Finding Your Creative Inspiration: Tips and Techniques

What is inspiration and how do we get it? Everyday experiences can trigger it – but it’s not about lifting ideas from others. For my short story, How?, I was inspired by a number of circumstances and sources: my own fear of heights, the terrifying dilemma of the wonderful short story, The Vertical Ladderby William Sansom – one that I have read to many children over the years, and the ridiculous exploits of extreme ‘rooftopper’, Angela Nikolau and others who risk their lives for social media glory. 

Inspiration can be difficult to find and yet, it will emerge from the most unlikely places. For example, I have found that allowing ideas or challenges that are part-formed in my mind to ‘cook’ overnight or even a longer period often produces an outcome without any significant conscious effort on my part. Taking what arrives and then working with it is where the hard work begins and sometimes the challenge is even greater than you had at first thought. From my own experience, I found that tackling the third instalment of my scifi series for teens – Xalata Orbit and Melody Fret – was more than I had bargained for and the draft still remains incomplete. Shall I finish it? I sincerely hope so since it is highly topical – the rise of Advanced Machine Intelligence. When I first began it, AI was only in a fledgling state and I was stimulated into action by the writings of people like Yuval Noah Harari and Adrian Tchaikovsky. They and others had firmly convinced me that AI could be the end of mankind and I wanted to write a scenario, with my characters, where that challenge was addressed.

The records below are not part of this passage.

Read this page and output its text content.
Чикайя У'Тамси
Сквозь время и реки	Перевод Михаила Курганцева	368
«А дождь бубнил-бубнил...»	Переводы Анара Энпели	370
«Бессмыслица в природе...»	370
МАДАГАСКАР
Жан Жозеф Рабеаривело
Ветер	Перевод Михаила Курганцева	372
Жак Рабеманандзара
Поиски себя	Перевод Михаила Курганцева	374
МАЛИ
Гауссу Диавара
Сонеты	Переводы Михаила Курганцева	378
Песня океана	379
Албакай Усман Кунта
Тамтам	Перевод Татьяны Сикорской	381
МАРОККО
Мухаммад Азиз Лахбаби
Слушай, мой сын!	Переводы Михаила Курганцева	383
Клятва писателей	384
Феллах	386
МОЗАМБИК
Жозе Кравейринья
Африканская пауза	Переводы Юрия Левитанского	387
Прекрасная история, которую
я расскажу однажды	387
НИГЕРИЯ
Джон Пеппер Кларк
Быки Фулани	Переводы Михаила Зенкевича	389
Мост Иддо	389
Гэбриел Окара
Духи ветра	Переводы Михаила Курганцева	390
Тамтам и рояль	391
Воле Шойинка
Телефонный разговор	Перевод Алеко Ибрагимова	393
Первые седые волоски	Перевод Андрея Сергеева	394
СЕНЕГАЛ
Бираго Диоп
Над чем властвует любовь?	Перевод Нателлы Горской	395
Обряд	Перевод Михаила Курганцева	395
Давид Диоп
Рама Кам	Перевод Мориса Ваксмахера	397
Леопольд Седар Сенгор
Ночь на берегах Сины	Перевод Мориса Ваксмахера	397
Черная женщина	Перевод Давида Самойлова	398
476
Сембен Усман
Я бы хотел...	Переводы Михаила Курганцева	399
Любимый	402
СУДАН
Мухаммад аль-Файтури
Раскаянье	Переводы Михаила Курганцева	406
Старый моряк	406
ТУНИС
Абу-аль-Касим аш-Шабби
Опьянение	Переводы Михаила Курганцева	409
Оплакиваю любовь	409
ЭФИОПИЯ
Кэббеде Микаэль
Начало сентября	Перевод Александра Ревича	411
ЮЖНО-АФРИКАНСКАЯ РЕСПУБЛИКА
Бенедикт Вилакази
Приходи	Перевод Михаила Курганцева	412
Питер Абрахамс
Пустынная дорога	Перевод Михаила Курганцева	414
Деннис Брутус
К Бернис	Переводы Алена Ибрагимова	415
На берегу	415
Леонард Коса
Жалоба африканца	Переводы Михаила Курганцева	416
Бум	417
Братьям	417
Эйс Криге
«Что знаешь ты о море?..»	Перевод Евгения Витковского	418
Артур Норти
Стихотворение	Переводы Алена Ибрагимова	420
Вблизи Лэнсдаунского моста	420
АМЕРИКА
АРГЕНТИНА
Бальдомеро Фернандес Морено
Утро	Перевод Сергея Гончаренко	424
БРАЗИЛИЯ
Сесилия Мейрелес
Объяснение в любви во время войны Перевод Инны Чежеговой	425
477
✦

The inspiration was there but my technical knowledge fell short and so I have had to conduct significant research in order to provide credible and authoritative fiction for my readers. It’s hard work. And this is true for any truly creative activity. Getting the initial stimulus is good but following through takes effort and sweat and yes, sometimes tears. So, how best to nurture your own inspiration? Here are some thoughts:

  • Read widely around a potential subject that interests you. There may be some small avenue, a detail, a passing moment in the narrative, that triggers your own thoughts and creative juices. Don’t lift other artists’ ideas though
  • Open your mind to the possibility of innovation – make the conditions right, provide fertile ground and then let the ideas in. Observe and let the people, situations and contexts that you see make an impression that can be food for your creative activity 
  • Brainstorm your way to success. It’s not fashionable to call it that, but bounce around ideas by jotting them down – nothing is too absurd, too stupid or too out there. Let your mind run wild
  • Collect seeds, ready to be sprinkled into fertile ground when the opportunity arises. Take notes (I use Apple Notes on my iPhone) and jot down thoughts as they occur to you. Revisit them from time to time until they form something more coherent and fit into the plan of an idea

People talk of ‘writer’s block’ but I don’t believe in that particularly. I think it is simply a lack of manifestation of new ideas and you have probably not opened your mind sufficiently to make things happen. I have read in numerous places that if you feel you have writer’s block, simply sit down and write. Anything. Just write. It might be complete blither but it also might eventually trigger other ideas that then lead you back into your original pathway … or perhaps into a new one entirely. Creativity is a gift that comes unlooked for and is fed by imagination, experience and dedication. Thomas Edison once famously said that “Genius is one percent inspiration and ninety-nine percent perspiration.” The same could be said of any aspect of the creative process.